Growing Applications of Bring Your Own Device
Evolving from the more common utility bring your own thermostat (BYOT) model, BYOD might
constitute the next generation of DSM programs, although it will likely serve
as only one component of broader DR portfolios. Three strengths of BYOD
- BYOD diversifies the mix of behind-the-meter assets available to be called upon in DR events. New business models are engaging systems integrators to include a variety of devices including grid-interactive thermostats, battery storage, water heaters, and EVs as tools to be called upon during an event. For example, Green Mountain Power uses customer-owned batteries during cold winter nights to avoid purchasing expensive surplus power.
- BYOD programs might be a lower cost solution for meeting energy efficiency, DR, and other portfolio standard goals. Whereas direct or self-install programs have historically required utilities to pay high installation costs or marketing expenses, BYOD can eliminate many of these fees, leaving enrollment rebates to constitute a large portion of program costs.
- Customer satisfaction could increase as BYOD programs meet customers where they are. Customers like to maximize benefits from their energy portfolio all year long.

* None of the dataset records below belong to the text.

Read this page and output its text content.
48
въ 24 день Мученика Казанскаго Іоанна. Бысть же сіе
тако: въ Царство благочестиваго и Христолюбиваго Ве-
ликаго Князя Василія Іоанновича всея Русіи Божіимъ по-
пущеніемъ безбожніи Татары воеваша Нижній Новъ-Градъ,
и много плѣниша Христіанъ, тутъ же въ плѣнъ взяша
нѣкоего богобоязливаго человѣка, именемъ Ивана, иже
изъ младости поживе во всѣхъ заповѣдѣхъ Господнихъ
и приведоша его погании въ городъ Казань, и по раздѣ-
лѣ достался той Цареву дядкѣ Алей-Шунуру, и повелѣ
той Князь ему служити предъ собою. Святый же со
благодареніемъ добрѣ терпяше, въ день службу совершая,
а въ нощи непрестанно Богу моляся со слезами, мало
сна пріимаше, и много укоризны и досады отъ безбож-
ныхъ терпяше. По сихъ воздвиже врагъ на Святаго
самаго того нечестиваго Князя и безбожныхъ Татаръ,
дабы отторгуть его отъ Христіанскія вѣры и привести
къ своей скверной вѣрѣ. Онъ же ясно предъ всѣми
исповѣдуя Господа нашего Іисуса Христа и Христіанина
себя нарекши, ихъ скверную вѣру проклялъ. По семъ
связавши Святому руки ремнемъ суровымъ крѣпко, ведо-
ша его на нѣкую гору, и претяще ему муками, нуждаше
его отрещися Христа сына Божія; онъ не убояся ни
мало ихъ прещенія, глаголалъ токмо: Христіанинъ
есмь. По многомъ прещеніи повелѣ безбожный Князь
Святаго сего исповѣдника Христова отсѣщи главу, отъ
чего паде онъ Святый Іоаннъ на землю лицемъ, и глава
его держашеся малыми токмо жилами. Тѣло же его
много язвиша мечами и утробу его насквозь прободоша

By allowing individuals to choose distributed energy resources (DER) that fit their home or business’ needs, and engage them in year-round cost-savings programs, customers can feel more confident in their energy management decisions; high satisfaction can boost a provider’s J.D. Power ratings.
BYOD programs bring many strengths to DR as they continue to grow across North America and enter markets worldwide. While North America is expected to host the majority of BYOD programs in the coming decade, BYOD could offer year-round savings to utilities and other suppliers in all areas with high heat or seasonal temperature variability.
BYOD Devices by Region, World Markets: 2018-2027
(Source: Navigant Research)
BYOD Development Goes Well Beyond Seasonal Implementation
While BYOD programs may reduce load in some cities this winter, utilities, retail energy suppliers, and energy service companies should follow the evolution of three critical facets of this form of DSM regardless of season. First, the number and types of devices eligible for BYOD are continually expanding. The days of smart thermostats as the sole device communicating with the electric power grid are behind us. Second, BYOD programs are extending from DR to energy efficiency programs. Nest’s Seasonal Savings program is one example of a BYOD energy efficiency program that secures savings during the winter months. Finally, the BYOD model is expanding to include retail choice electricity suppliers and energy service providers; utilities are not always a required party for this type of DR.
As the global electric power industry shifts toward a mix of clean DER, BYOD programs allow customers to take advantage of a diverse range of smart technologies. This is all while utilities and energy suppliers secure increasingly reliable load reduction assets.